Our technology allows the mass production of plants for viable farm operations. For the first time in history large numbers of plants can be ordered, received, and planted in an economically sound and feasible manner. White Technology's exclusive micropropagation technique is superior to other methods for 3 significant characteristics. White Technology operates around the three Q's: quality of product, quantity of plantlets, and quick reproduction process.
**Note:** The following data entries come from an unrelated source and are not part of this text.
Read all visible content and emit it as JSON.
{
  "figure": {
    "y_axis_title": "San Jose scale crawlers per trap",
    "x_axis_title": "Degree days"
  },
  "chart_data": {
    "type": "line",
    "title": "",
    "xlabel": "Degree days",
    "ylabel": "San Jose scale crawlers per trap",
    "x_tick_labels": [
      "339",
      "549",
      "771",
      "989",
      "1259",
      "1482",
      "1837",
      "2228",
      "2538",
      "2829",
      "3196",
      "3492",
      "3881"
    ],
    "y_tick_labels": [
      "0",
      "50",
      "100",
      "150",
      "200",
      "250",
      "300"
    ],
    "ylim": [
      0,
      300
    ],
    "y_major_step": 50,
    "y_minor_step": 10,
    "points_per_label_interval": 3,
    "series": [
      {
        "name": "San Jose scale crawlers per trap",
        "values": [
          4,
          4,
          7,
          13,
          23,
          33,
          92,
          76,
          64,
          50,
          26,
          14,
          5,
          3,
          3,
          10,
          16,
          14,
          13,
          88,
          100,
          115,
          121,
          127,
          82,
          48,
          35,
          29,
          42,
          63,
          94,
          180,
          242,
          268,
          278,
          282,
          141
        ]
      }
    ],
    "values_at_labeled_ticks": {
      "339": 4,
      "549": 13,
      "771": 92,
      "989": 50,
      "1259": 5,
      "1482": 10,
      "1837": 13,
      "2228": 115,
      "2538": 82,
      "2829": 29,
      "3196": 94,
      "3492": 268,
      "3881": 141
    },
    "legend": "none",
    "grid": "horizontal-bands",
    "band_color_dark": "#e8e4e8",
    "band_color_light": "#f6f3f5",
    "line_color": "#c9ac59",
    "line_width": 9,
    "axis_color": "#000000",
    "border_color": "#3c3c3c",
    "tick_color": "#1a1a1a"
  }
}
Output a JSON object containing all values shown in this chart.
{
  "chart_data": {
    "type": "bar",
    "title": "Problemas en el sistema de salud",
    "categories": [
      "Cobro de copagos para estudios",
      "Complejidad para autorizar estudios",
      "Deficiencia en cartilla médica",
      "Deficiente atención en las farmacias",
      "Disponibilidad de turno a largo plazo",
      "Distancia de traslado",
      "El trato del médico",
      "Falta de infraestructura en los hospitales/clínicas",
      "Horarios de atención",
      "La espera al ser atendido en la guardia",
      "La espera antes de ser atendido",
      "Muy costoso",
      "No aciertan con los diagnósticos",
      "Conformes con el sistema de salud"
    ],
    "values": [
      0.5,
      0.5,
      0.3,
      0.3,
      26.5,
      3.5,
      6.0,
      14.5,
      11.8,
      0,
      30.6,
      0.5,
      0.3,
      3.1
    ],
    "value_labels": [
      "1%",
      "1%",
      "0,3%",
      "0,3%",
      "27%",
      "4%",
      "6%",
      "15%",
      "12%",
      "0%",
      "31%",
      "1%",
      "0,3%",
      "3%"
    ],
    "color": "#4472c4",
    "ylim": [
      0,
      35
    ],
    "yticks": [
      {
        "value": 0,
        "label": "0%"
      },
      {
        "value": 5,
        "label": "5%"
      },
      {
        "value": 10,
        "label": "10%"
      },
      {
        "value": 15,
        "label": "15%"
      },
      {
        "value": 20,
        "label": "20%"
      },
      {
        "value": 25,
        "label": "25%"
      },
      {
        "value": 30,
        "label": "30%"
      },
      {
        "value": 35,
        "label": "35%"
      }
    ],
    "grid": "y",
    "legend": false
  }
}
Quality: Unlike planting rhizomes or canes for plant reproduction White Technology's micropropagation method produces a healthy plant that assures no disease or virus spread from field to field. We take great satisfaction in producing a product with a virus index of 0.

Virus Indexing
 

The process of indexing (testing) a crop for a series of specific plant viruses usually involves biological and biochemical testing of leaf tissue and microscopic examination by a certified expert. The index is simply a list of critical viruses present. Test kits are available for a number of specific plant viruses that are as simple as dipping test strips in plant fluid made from crushed leaves, where the test strips are similar to Litmus strips used to test acidity or a pregnancy test. More frequently plants are tested for viruses by inoculating known sensitive "indicator plants" and looking for symptoms and by an immunological technique called "Enzyme Linked Immunosorbent Assay" or ELISA. Standardized testing methods have not been developed for all plant viruses of concern. In many cases plant samples must still be sent to specialized plant viral diagnostic laboratories to determine whether or not they are virus free.
Plant viruses are abundant in nature and are often spread from one plant to the next by insects or other vectors that break the surface of leaves when feeding on plant material. Within the plant tissue culture laboratory all tools, vessels, and nutrients are sterilized, and, since the plant tissue culture laboratory is aseptic, no new viruses are introduced. Therefore, it is safe to assume that once index testing has shown a clone of a given plant variety to be free of viruses, the laboratory produced progeny from this clone will remain virus free as long as it stays within a protected tissue culture laboratory environment.
A second layer of virus protection that we can claim for our products is that the original clones are virus free. This is due in part to the unique properties of our method of selecting meristem tissue from which to introduce lab cultures. In general, viruses inhabit mature fully-differentiated tissues of a plant and are spread within plants through the vascular system that is still missing from undifferentiated meristems. As a result, virus free clones can be established prior to testing through the use of simple treatments such as heat-therapy and through proper selection of undifferentiated tissue during laboratory micropropagation.

Quantity: From the state of the art lab in Cayce, South Carolina White Technology is able to reproduce plants on a mass scale to fill large acres of land with prodigious energy crops.

Quick Production: White Technology's rapid production process allows the fulfillment of large orders of plantlets in a very short period of time.